Firstly, we would recommend you document the five most important digital assets your organisation needs to operate. An organisation is best placed to have effective security when it first identifies what it needs to protect. We created a simple exercise to help you do this at the end of this article.
Secondly, conduct (or engage an expert to conduct) a Cyber Risk Assessment against those assets. This step will allow your organisation to calculate key cyber risks, and, if you are not comfortable with them, the best approach in reducing the likelihood and impact of these risks. If this is something your organisation would like advice on, you can contact us here.
We also recommend having established preparation for a cyber attack, in order to ensure effective decision making during an incident. This can be done by creating guidance such as an incident response plan. The NCSC provides guidance on how to create an incident response plan, which can be found here.
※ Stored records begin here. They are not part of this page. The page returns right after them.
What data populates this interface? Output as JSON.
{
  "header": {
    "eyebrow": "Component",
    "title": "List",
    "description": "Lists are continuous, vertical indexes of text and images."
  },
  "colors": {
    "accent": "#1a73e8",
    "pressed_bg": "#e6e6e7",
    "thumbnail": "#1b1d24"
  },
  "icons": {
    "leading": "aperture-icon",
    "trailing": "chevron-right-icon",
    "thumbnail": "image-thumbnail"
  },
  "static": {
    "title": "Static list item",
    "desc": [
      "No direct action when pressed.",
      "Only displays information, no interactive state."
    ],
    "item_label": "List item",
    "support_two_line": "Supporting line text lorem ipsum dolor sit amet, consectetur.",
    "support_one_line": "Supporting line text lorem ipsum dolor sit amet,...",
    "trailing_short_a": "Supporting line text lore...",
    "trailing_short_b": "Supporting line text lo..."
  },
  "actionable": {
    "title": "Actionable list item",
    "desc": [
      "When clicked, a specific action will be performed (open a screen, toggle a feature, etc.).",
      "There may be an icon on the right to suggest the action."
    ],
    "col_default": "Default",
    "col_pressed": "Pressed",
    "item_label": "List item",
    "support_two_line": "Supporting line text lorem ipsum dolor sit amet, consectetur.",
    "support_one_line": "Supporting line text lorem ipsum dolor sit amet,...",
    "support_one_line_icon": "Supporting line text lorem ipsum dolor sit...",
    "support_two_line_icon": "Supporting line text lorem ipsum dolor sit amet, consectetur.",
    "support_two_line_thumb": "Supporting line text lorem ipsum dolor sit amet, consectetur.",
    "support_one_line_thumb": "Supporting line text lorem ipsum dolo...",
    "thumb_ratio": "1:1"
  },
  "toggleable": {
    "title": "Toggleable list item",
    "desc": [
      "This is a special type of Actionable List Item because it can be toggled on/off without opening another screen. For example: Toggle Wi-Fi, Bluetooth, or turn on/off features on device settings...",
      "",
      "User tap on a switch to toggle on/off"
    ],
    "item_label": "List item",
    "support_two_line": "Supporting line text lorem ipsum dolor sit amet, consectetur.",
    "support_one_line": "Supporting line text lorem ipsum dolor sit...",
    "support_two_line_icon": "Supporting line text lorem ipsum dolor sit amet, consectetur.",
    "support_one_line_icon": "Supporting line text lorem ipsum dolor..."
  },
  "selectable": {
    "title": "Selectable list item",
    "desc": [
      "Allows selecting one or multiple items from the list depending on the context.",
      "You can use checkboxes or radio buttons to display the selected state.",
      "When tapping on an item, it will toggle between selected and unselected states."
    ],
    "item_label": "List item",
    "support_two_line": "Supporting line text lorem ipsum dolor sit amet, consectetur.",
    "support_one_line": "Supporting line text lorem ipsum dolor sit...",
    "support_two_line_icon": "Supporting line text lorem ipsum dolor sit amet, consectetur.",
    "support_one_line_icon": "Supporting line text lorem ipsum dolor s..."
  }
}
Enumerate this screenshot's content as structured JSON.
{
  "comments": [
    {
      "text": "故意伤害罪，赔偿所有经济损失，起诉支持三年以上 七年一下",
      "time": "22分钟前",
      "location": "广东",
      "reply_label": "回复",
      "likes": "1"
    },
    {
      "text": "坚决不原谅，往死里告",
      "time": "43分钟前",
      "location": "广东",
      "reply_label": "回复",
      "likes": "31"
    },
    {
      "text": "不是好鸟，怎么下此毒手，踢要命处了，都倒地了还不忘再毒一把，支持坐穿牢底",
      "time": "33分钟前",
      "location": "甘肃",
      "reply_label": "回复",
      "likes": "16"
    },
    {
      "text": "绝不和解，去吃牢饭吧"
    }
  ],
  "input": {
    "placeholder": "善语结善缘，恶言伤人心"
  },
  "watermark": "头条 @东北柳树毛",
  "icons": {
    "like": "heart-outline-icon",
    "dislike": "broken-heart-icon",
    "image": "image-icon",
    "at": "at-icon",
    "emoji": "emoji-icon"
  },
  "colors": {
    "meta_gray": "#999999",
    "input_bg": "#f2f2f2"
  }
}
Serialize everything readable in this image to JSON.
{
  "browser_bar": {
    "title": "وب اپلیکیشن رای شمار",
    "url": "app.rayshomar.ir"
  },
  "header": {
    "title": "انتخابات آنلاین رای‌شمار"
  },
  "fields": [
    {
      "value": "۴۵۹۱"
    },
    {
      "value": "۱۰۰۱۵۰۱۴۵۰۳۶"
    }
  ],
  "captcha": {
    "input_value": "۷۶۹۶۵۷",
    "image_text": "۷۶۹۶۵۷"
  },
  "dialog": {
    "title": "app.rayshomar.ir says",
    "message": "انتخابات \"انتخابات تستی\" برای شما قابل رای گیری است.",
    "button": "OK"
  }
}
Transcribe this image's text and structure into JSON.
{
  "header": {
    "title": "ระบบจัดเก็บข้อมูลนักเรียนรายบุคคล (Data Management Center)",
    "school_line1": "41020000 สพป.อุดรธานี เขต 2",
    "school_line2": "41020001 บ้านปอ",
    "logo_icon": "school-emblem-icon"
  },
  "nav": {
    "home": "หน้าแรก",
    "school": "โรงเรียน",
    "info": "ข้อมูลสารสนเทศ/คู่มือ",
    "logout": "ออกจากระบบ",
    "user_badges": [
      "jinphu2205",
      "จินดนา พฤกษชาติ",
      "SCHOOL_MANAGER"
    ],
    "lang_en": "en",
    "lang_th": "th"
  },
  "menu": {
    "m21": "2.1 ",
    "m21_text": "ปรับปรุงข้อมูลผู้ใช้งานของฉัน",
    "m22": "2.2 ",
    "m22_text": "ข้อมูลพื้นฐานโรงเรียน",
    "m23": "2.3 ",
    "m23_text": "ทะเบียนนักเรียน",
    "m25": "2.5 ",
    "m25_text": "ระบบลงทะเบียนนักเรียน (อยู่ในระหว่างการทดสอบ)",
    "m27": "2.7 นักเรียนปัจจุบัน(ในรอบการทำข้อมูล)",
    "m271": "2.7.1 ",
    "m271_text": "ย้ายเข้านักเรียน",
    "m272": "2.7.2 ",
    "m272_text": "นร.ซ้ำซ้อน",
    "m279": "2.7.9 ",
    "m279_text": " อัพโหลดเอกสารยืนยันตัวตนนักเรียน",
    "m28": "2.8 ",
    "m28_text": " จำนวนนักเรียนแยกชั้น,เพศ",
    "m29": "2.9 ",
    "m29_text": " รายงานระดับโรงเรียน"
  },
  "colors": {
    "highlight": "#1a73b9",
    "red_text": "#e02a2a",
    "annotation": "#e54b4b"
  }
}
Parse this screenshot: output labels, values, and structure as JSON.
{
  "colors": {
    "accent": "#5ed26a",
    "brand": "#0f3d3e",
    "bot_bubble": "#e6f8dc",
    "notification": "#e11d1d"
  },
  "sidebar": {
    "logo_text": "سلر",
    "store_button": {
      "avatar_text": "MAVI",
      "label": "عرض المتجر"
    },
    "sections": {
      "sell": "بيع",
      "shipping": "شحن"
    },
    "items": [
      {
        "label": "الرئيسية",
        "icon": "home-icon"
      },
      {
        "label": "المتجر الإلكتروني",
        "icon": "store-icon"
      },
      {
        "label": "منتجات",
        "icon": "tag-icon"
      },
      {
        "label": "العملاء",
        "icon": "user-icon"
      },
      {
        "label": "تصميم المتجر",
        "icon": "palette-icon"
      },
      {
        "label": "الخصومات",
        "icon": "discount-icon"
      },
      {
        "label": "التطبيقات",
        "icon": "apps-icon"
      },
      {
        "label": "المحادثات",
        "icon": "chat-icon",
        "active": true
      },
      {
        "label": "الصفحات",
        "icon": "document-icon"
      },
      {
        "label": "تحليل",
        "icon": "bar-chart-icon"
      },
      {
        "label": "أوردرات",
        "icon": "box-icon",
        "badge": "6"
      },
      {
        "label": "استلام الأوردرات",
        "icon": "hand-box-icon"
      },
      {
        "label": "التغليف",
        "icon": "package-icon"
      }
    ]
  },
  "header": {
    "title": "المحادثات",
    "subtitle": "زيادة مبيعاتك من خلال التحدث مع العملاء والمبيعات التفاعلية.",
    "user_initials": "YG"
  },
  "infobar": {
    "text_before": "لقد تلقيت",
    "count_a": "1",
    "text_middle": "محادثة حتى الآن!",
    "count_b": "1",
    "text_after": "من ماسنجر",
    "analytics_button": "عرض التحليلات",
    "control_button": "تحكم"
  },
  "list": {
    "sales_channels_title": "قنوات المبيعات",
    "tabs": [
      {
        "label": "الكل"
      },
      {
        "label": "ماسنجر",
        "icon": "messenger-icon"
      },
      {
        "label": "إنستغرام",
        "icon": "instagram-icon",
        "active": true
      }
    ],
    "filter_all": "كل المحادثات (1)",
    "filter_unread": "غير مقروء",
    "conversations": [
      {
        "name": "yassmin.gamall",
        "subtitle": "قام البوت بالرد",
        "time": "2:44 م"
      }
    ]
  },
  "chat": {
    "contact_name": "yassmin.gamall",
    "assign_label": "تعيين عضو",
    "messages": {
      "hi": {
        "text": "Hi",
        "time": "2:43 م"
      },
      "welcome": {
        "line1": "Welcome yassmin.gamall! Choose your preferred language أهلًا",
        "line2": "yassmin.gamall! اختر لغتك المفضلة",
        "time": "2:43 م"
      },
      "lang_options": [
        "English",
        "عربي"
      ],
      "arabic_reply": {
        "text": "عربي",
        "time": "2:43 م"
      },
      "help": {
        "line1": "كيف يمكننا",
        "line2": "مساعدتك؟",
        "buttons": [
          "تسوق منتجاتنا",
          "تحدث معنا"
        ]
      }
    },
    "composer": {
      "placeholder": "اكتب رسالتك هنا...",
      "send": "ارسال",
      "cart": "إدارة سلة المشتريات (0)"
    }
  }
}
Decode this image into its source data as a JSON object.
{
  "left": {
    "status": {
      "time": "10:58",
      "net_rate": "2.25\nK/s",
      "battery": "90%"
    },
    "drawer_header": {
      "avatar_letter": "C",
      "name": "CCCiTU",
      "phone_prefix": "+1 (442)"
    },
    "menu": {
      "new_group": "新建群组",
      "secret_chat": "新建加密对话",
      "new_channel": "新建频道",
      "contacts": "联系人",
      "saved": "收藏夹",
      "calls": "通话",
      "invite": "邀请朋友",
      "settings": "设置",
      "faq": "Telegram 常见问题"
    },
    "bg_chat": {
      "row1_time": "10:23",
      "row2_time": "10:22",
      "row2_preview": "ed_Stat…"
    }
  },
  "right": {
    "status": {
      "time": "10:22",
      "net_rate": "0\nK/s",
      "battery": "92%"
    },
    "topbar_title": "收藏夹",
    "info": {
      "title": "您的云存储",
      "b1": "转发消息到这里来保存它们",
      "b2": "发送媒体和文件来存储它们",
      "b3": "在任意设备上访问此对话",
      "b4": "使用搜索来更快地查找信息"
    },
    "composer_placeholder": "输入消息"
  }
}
Mini Exercise: Define your organisation's key assets
An exercise we propose for you to undertake is to identify the key assets within your business and prioritise by them:
Firstly, look at all assets within the digital space of your business and create a basic inventory.
Categorise what you identify as your top 5 digital assets (by value, functionality, importance to the business etc.) The context of your organisation will matter here. Whatever industry your organisation sits within, you will always have a bank account, employee data and a website to protect. More specifically, businesses in renewable energies may have a lot of intellectual property, a business in manufacturing may class key machinery as their assets and an eco cosmetics company may class their website as a critical asset.
Following this exercise will enable you to identify which assets need the utmost cyber security protection in your organisation.
Take this list to your technical team or IT provider and seek to understand how protected the assets are against security risks, starting with those we discussed in this article.